Pat Kenny’s RTE 1 radio programme included interviews with people at an unemployment office in west Dublin. The staff member explained that the overwhelming majority of those attending the office were unemployed for the first time; that there had been a massive increase in those looking for work, to the point that the office could hardly cope with the numbers.
The news at the top of the hour confirmed the bleakness of the picture; crisis talks were continuing at Government Buildings and the Taoiseach was monitoring progress while attending the World Economic Forum at Davos. There was, however, the temptation to phone the programme and ask, “Did you try buying a rugby ticket?”
Tickets for Ireland’s Croke Park matches, (so generously sponsored by the British taxpayer through RBS, the bank in which the working man has paid for 75% of the shares), are impossible to come by. The tickets for the fixtures against England and France are being sold on eBay for hundreds of Euro. Yesterday evening an auction for one pair of tickets was standing at €600 after thirty-one bids.
Who is buying? If the picture is one of universal gloom, then how have 80,000 tickets found buyers? Someone still has money.
Seeking a ticket to see Bruce Springsteen was more successful than seeking a ticket for the rugby. It took forty minutes to make the online purchase and then the tickets were for an extra night – all thirty thousand tickets for the concert on the first night had gone in a few minutes of them going on sale at 9.00 this morning.
Who is still spending?
Maybe there is an overlap between the rugby and the Springsteen fans, maybe the number with available cash is small; but the picture from the unemployment office is not the only picture.

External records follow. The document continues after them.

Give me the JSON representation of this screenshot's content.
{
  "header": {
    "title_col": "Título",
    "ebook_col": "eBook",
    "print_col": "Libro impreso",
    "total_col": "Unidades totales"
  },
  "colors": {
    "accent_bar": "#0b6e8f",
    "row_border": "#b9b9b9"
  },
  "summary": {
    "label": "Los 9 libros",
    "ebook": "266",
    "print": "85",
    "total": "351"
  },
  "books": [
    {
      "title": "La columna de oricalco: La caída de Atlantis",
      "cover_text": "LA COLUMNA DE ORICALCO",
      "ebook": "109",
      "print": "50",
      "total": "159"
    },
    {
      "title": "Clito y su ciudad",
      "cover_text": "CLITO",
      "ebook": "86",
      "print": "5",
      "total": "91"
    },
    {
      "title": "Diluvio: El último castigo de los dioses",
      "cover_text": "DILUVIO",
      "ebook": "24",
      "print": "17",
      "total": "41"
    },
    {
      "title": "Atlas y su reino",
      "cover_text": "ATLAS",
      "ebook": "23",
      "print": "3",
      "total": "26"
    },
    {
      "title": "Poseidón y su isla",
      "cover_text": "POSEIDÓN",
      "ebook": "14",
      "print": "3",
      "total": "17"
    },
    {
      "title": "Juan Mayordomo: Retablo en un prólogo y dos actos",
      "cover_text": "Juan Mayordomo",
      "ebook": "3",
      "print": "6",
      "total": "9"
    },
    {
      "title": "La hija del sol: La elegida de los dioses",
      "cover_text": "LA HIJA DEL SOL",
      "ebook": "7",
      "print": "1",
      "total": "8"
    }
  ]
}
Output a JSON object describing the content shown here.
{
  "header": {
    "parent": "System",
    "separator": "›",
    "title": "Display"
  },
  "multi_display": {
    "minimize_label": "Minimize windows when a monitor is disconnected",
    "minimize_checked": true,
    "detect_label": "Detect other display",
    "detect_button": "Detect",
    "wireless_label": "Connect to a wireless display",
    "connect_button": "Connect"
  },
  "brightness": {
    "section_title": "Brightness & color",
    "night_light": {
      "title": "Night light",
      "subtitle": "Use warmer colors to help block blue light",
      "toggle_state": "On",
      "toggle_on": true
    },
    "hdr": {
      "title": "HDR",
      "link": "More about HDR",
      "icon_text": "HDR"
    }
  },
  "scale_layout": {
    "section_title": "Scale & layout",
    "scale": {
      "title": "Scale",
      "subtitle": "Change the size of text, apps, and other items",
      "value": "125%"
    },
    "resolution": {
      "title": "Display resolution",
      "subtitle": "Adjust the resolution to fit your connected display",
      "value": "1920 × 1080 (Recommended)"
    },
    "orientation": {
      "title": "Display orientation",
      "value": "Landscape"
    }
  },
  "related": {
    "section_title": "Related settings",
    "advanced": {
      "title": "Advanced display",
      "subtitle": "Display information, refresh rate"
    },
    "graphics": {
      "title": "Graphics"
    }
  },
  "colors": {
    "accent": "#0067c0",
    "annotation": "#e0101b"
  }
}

Historically, there has been a tendency to overlook the grim sides of history. One can read Jane Austen with no sense whatsoever of her writing against the background of the Napoleonic wars and major social unrest; one can read Evelyn Waugh’s Brideshead Revisited with little sense of the misery being endured by millions of people in the 1920s and 1930s. Perhaps there has been a shift in the other direction, to focusing on the grim stories to the exclusion of those that might be brighter.
Telling only the grim news will not help those seeking work; it will not build confidence, it will not encourage investment, it will not get people to put their hands in their pockets. Perhaps it needs to be said that people are still spending money; that there are still things going on, not in a Sebastian Flyte-like obliviousness to the misery through which people are going; but to try to break the deflationary cycle, to get people who have money to spend it in order that there might be jobs for others.
It seems to be the way that when people can’t afford the BIG things, they spend on the smaller ones such as concert tickets, landscaping, renovating. My son is a landscaper and inundated with work from people who may otherwise have sold their homes but have foregone the sale, or their holiday, to improve the one they have.